A possibilidade de recorrer contra uma decisão adversa representa, para a parte, verdadeiro ônus. Afinal, diante de uma situação de sucumbência, a parte não está obrigada a recorrer, na medida em que o recurso tem como característica fundamental a voluntariedade. Não obstante, a despeito de não estar obrigada a recorrer, a parte tem consciência de que, não o fazendo, suportará as consequências desfavoráveis da decisão emergente. Daí se dizer que, quanto à sua interposição, os recursos configuram um ônus processual (LIMA, 2.020, p. 1742).
O que é o reexame necessário? Ele é um tipo de recurso?
Condição necessária à preclusão
Segundo a doutrina, o reexame necessário pode ser definido como recurso de forma imprópria, porquanto falta a ele o pressuposto básico da voluntariedade.
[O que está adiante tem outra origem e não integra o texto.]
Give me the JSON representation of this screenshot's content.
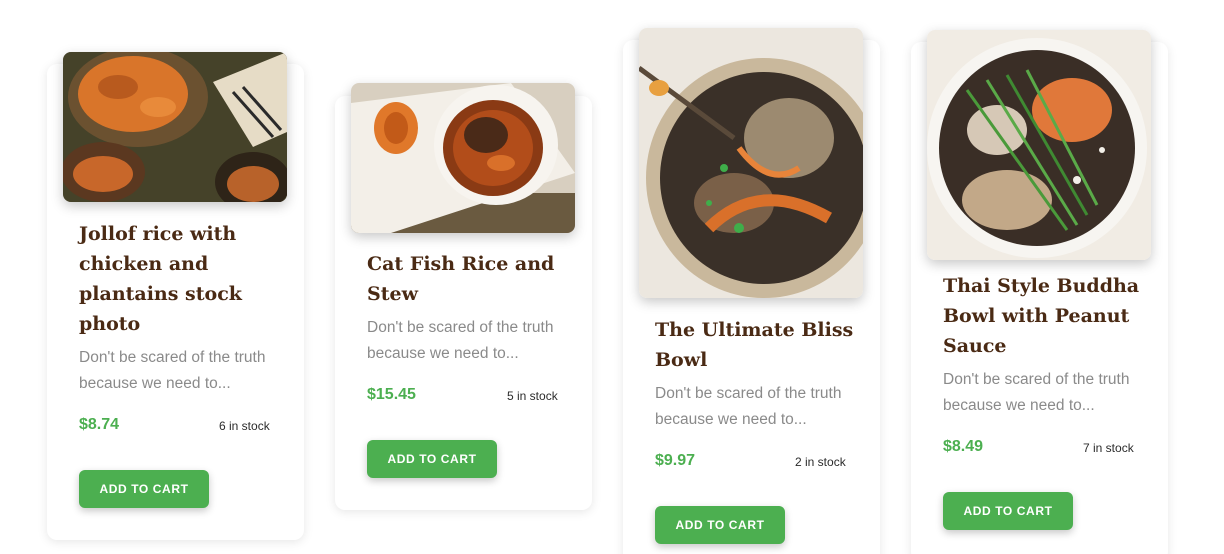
{
  "theme": {
    "accent": "#4caf50",
    "title_color": "#4a2a14",
    "text_muted": "#8a8a8a"
  },
  "products": [
    {
      "title": "Jollof rice with chicken and plantains stock photo",
      "description": "Don't be scared of the truth because we need to...",
      "price": "$8.74",
      "stock": "6 in stock",
      "button": "ADD TO CART"
    },
    {
      "title": "Cat Fish Rice and Stew",
      "description": "Don't be scared of the truth because we need to...",
      "price": "$15.45",
      "stock": "5 in stock",
      "button": "ADD TO CART"
    },
    {
      "title": "The Ultimate Bliss Bowl",
      "description": "Don't be scared of the truth because we need to...",
      "price": "$9.97",
      "stock": "2 in stock",
      "button": "ADD TO CART"
    },
    {
      "title": "Thai Style Buddha Bowl with Peanut Sauce",
      "description": "Don't be scared of the truth because we need to...",
      "price": "$8.49",
      "stock": "7 in stock",
      "button": "ADD TO CART"
    }
  ]
}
Por isso, o recurso de ofício é tratado por grande parte da doutrina como condição necessária à preclusão ou trânsito em julgado de uma decisão ou sentença. Sobre as peculiaridades do assunto, são as lições de Renato Brasileiro de Lima:
Assim, enquanto o Tribunal não reexaminar e confirmar a decisão, não ocorrerá sua preclusão ou trânsito em julgado. Na dicção da Suprema Corte, “o recurso de oficio, embora, a rigor, não seja recurso, quando imposto em lei, devolve a instância superior o conhecimento integral da causa, impedindo a preclusão do que decidiu a sentença”.
O reexame necessário impede o julgamento em desfavor da parte por ele beneficiada?
Devolução de toda a matéria
Essa remessa oficial à instância superior não fere o princípio do contraditório, nem tampouco a alteração do julgado por ela produzida ocasiona prejuízo ao acusado, porquanto, por meio do reexame necessário, devolve-se ao juízo ad quem o conhecimento integral da causa, de modo que nada que se decidiu na sentença se faz precluso. Essa amplitude do efeito devolutivo inerente ao reexame necessário é confirmada, implicitamente, pela súmula nº 160 do STF, que veda ao Tribunal o acolhimento de nulidade contra o réu não arguida no recurso da acusação, r_essalvados os casos de recurso de ofício_.
O recurso de ofício não está sujeito a prazo e, ainda quando não interposto, dele deve conhecer o Tribunal a qualquer tempo que os autos lhe cheguem. Ademais, não há necessidade de fundamentação, ou seja, o juiz não é obrigado a declinar as razões que o levam a recorrer, sendo desnecessária a intimação das partes para arrazoarem o recurso. Nas hipóteses em que há previsão legal de recurso de ofício, o reexame da decisão pelo juízo ad quem é obrigatório, mesmo diante da interposição de recurso voluntário pelas partes. (LIMA, 2020, 1.744)
O que é o princípio da disponibilidade dos recursos? Qual a diferença dele para o princípio da voluntariedade?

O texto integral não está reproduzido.